Vincent melangkah maju dan membunyikan bel pintu, Luna mengikuti di belakangnya dengan sangat gugup.

Setelah beberapa saat, dia mendengar suara dari dalam: "Hei, ini dia."

Pintu terbuka, dan seorang pelayan yang mengenakan celemek berdiri di belakang pintu. Melihat Vincent, wajahnya segera bersemi kegirangan, dan kemudian berteriak ke dalam. "Nyonya, Tuan Vincent yang kembali, dan Tuan sudah kembali."

Suaranya nyaring, bahkan Luna bisa merasakan kegembiraan dalam kata-katanya.

Tampaknya Vincent sangat populer.

"Lama tidak bertemu, lagi-lagi tidak ada yang terluka, 'kan?"

"Di sini, tentu saja, Tuan Vincent. Ayo, Nyonya tahu kau ingin kembali hari ini. Area di luar dan dalam sudah sibuk selama seharian ini."

"Ya, aku tadi sudah pergi dan mencoba melihatnya."

Vincent benar-benar tersenyum?

Senyuman tulus semacam itu tidak dangkal, meski sangat samar. Namun tetap membuat dagu Luna ingin copot. Dalam kesannya, Vincent adalah orang selalu dingin dan tidak baik, dan jarang ada emosi yang terlihat secara jelas di ekspresinya - emosi yang terbuka.

"Masuklah."

Setelah dua langkah, melihat Luna masih dengan bodohnya di sana, Vincent mengingatkannya dengan tidak senang.

"Ah, oh."

Begitu Luna memasuki ruang tamu, dia melihat seorang wanita tua yang tampak baik keluar dari dapur, mengenakan celemek bunga, penuh benang perak, dan kalung mutiara di lehernya. Matanya sangat lembut dan suaranya sangat bagus, "Vincent, kamu rupanya kembali."

"Benar, nenek. "

Wanita tua itu memperhatikan Luna di belakangnya, dan pandangan matanya segera bercahaya, "Vincent, gadis ini…"

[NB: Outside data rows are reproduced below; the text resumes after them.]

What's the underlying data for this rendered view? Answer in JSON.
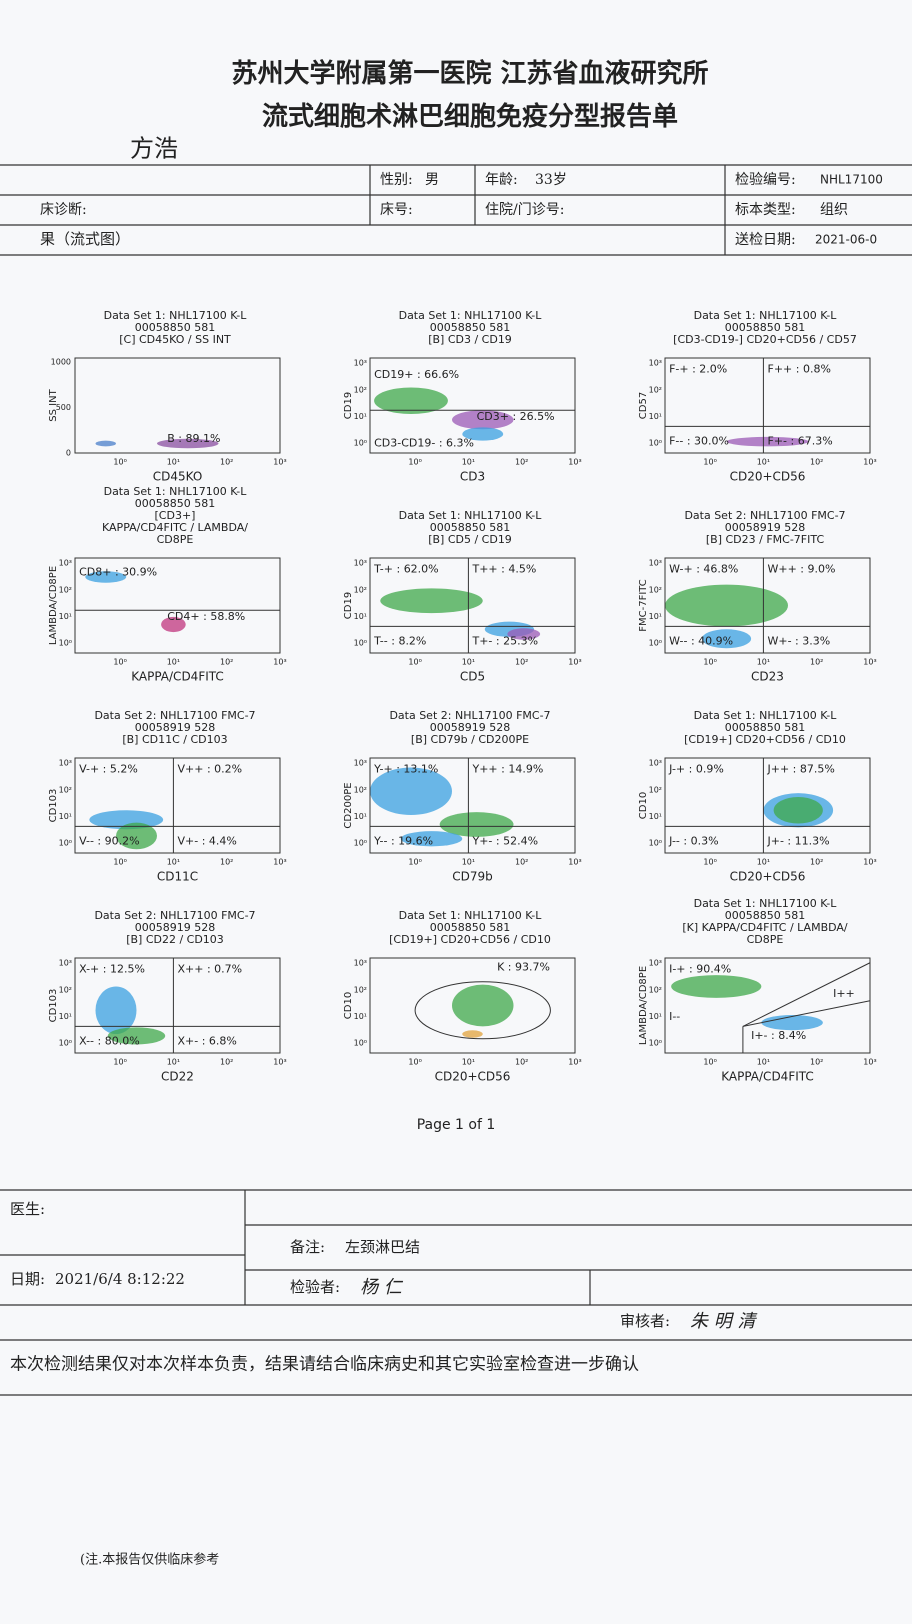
{
  "header": {
    "hospital": "苏州大学附属第一医院  江苏省血液研究所",
    "title": "流式细胞术淋巴细胞免疫分型报告单"
  },
  "patient": {
    "name": "方浩",
    "sex_label": "性别:",
    "sex": "男",
    "age_label": "年龄:",
    "age": "33岁",
    "id_label": "检验编号:",
    "id": "NHL17100",
    "diagnosis_label": "床诊断:",
    "bed_label": "床号:",
    "inpatient_label": "住院/门诊号:",
    "sample_type_label": "标本类型:",
    "sample_type": "组织",
    "section": "果（流式图）",
    "date_label": "送检日期:",
    "date": "2021-06-0"
  },
  "log_ticks": [
    "10⁰",
    "10¹",
    "10²",
    "10³"
  ],
  "linear_ticks": [
    "0",
    "500",
    "1000"
  ],
  "panels": [
    {
      "title": [
        "Data Set 1: NHL17100 K-L",
        "00058850 581",
        "[C] CD45KO / SS INT"
      ],
      "x_label": "CD45KO",
      "y_label": "SS INT",
      "gates": [
        "B : 89.1%"
      ]
    },
    {
      "title": [
        "Data Set 1: NHL17100 K-L",
        "00058850 581",
        "[B] CD3 / CD19"
      ],
      "x_label": "CD3",
      "y_label": "CD19",
      "gates": [
        "CD19+ : 66.6%",
        "CD3+ : 26.5%",
        "CD3-CD19- : 6.3%"
      ]
    },
    {
      "title": [
        "Data Set 1: NHL17100 K-L",
        "00058850 581",
        "[CD3-CD19-] CD20+CD56 / CD57"
      ],
      "x_label": "CD20+CD56",
      "y_label": "CD57",
      "gates": [
        "F-+ : 2.0%",
        "F++ : 0.8%",
        "F-- : 30.0%",
        "F+- : 67.3%"
      ]
    },
    {
      "title": [
        "Data Set 1: NHL17100 K-L",
        "00058850 581",
        "[CD3+]",
        "KAPPA/CD4FITC / LAMBDA/",
        "CD8PE"
      ],
      "x_label": "KAPPA/CD4FITC",
      "y_label": "LAMBDA/CD8PE",
      "gates": [
        "CD8+ : 30.9%",
        "CD4+ : 58.8%"
      ]
    },
    {
      "title": [
        "Data Set 1: NHL17100 K-L",
        "00058850 581",
        "[B] CD5 / CD19"
      ],
      "x_label": "CD5",
      "y_label": "CD19",
      "gates": [
        "T-+ : 62.0%",
        "T++ : 4.5%",
        "T-- : 8.2%",
        "T+- : 25.3%"
      ]
    },
    {
      "title": [
        "Data Set 2: NHL17100 FMC-7",
        "00058919 528",
        "[B] CD23 / FMC-7FITC"
      ],
      "x_label": "CD23",
      "y_label": "FMC-7FITC",
      "gates": [
        "W-+ : 46.8%",
        "W++ : 9.0%",
        "W-- : 40.9%",
        "W+- : 3.3%"
      ]
    },
    {
      "title": [
        "Data Set 2: NHL17100 FMC-7",
        "00058919 528",
        "[B] CD11C / CD103"
      ],
      "x_label": "CD11C",
      "y_label": "CD103",
      "gates": [
        "V-+ : 5.2%",
        "V++ : 0.2%",
        "V-- : 90.2%",
        "V+- : 4.4%"
      ]
    },
    {
      "title": [
        "Data Set 2: NHL17100 FMC-7",
        "00058919 528",
        "[B] CD79b / CD200PE"
      ],
      "x_label": "CD79b",
      "y_label": "CD200PE",
      "gates": [
        "Y-+ : 13.1%",
        "Y++ : 14.9%",
        "Y-- : 19.6%",
        "Y+- : 52.4%"
      ]
    },
    {
      "title": [
        "Data Set 1: NHL17100 K-L",
        "00058850 581",
        "[CD19+] CD20+CD56 / CD10"
      ],
      "x_label": "CD20+CD56",
      "y_label": "CD10",
      "gates": [
        "J-+ : 0.9%",
        "J++ : 87.5%",
        "J-- : 0.3%",
        "J+- : 11.3%"
      ]
    },
    {
      "title": [
        "Data Set 2: NHL17100 FMC-7",
        "00058919 528",
        "[B] CD22 / CD103"
      ],
      "x_label": "CD22",
      "y_label": "CD103",
      "gates": [
        "X-+ : 12.5%",
        "X++ : 0.7%",
        "X-- : 80.0%",
        "X+- : 6.8%"
      ]
    },
    {
      "title": [
        "Data Set 1: NHL17100 K-L",
        "00058850 581",
        "[CD19+] CD20+CD56 / CD10"
      ],
      "x_label": "CD20+CD56",
      "y_label": "CD10",
      "gates": [
        "K : 93.7%"
      ]
    },
    {
      "title": [
        "Data Set 1: NHL17100 K-L",
        "00058850 581",
        "[K] KAPPA/CD4FITC / LAMBDA/",
        "CD8PE"
      ],
      "x_label": "KAPPA/CD4FITC",
      "y_label": "LAMBDA/CD8PE",
      "gates": [
        "I-+ : 90.4%",
        "I++",
        "I--",
        "I+- : 8.4%"
      ]
    }
  ],
  "page_number": "Page 1 of 1",
  "footer": {
    "doctor_label": "医生:",
    "remark_label": "备注:",
    "remark": "左颈淋巴结",
    "date_label": "日期:",
    "date": "2021/6/4 8:12:22",
    "tester_label": "检验者:",
    "tester": "杨 仁",
    "reviewer_label": "审核者:",
    "reviewer": "朱 明 清",
    "disclaimer": "本次检测结果仅对本次样本负责，结果请结合临床病史和其它实验室检查进一步确认",
    "note": "(注.本报告仅供临床参考"
  }
}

Vincent berkata kepada Luna, "Kamu dipanggil…"

Luna sedikit kaku dan menyapanya. Apa, Vincent tidak memberi tahu dia sebelumnya.

Melihat penampilannya yang bodoh, Vincent mendorongnya ke sisinya dan berkata kepada wanita tua itu, "Nenek, ini Luna, kami baru saja mendapat sertifikat hari ini."

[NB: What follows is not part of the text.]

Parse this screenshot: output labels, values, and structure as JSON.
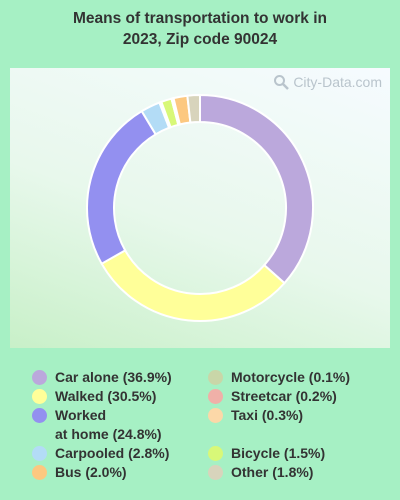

Apa? Spatula di tangan wanita tua itu tiba-tiba jatuh ke tanah, dan dia tidak bisa bereaksi untuk sementara waktu. Vincent berbicara tentang Luna lagi, "Ini adalah nenekku, berilah salam."

Luna memandang wanita tua yang ketakutan itu dengan rasa malu dan dipaksa oleh Vincent. Dengan mata tajam, dia berteriak, "Nenek."

"Hei, bagus!" Wanita tua itu pulih dari keterkejutannya, dan dengan cepat memanggil pelayan untuk minum teh dan menyapanya.

Luna duduk di sofa mewah, seperti duduk di atas peniti dan jarum. Dia tahu bahwa wanita tua itu adalah orang yang sangat penting bagi Vincent dan mudah bergaul. Luna merasa malu menipu orang tua seperti ini.

Wanita tua itu benar-benar tidak berharap Vincent menjadi begitu membosankan, tetapi dia sangat bersemangat. Dia segera memanggil orang tuanya, "Pak tua, kamu cepat kembali, Vincent kecilmu ternyata sudah memiliki pacar. Oh, tidak, dia adalah seorang istri Kembalilah, cepat kembali!"

Setelah beberapa saat, raungan mobil bergegas terdengar di halaman. Luna melihat seorang lelaki tua berseragam militer masuk. Meskipun dia sudah tua, punggungnya lurus dan ekspresinya tidak marah dan sok. Dengan dominasi dan integritas bawaan militer, tampaknya monster mana pun tidak layak disebut di matanya.

Luna berdiri, mencoba membuat dirinya terlihat murah hati, tetapi usus sarafnya terikat.

Orang ini adalah kakek Vincent. Faktanya, alis Vincent rupanya mewarisi gen dan mirip dengan kakeknya.

Dengan semua pandangan mata terfokus ke arahnya, suasana di ruang tamu tiba-tiba menjadi aneh.

Wanita tua itu keluar dari dapur membawa sup. Tubuh mungilnya berdiri di depan Luna, menghalangi mata tajam Oliver, "Hei, apa yang kamu lakukan? Ketika kamu kembali, dia akan terpana. Jangan malah menakut-nakutinya! Siapa yang akan menakuti cucu perempuanku! Kamu akan membayarnya jika kamu masih berada di tentara."

Oliver tetap menjadi tentara sepanjang tahun, dan dia secara alami memiliki aura yang agung. Dia tidak tahu bagaimana bergaul dengan seorang gadis seperti Luna. Dia hanya berkata, "Aku tahu kalau itu tidak sopan. Aku paham maksudmu."

"Bukan masalah ... Kakek, maafkan aku aku sudah terlalu gugup." Luna buru-buru menjelaskan bahwa dia lupa bereaksi terhadap apa yang dilihat Oliver barusan, dan semua itu tidak disengaja.

"Huh." Oliver bertanya, "Di mana Vincent?"

"Kakek, aku ada di sini." Vincent mencuci tangannya, mengenakan kemeja putih. Lengan bajunya sedikit digulung, memperlihatkan bagian kecil dari lengan yang kuat, tetapi kulitnya sedikit terlihat. Wajah yang adil tidak puas terlihat di mata Oliver.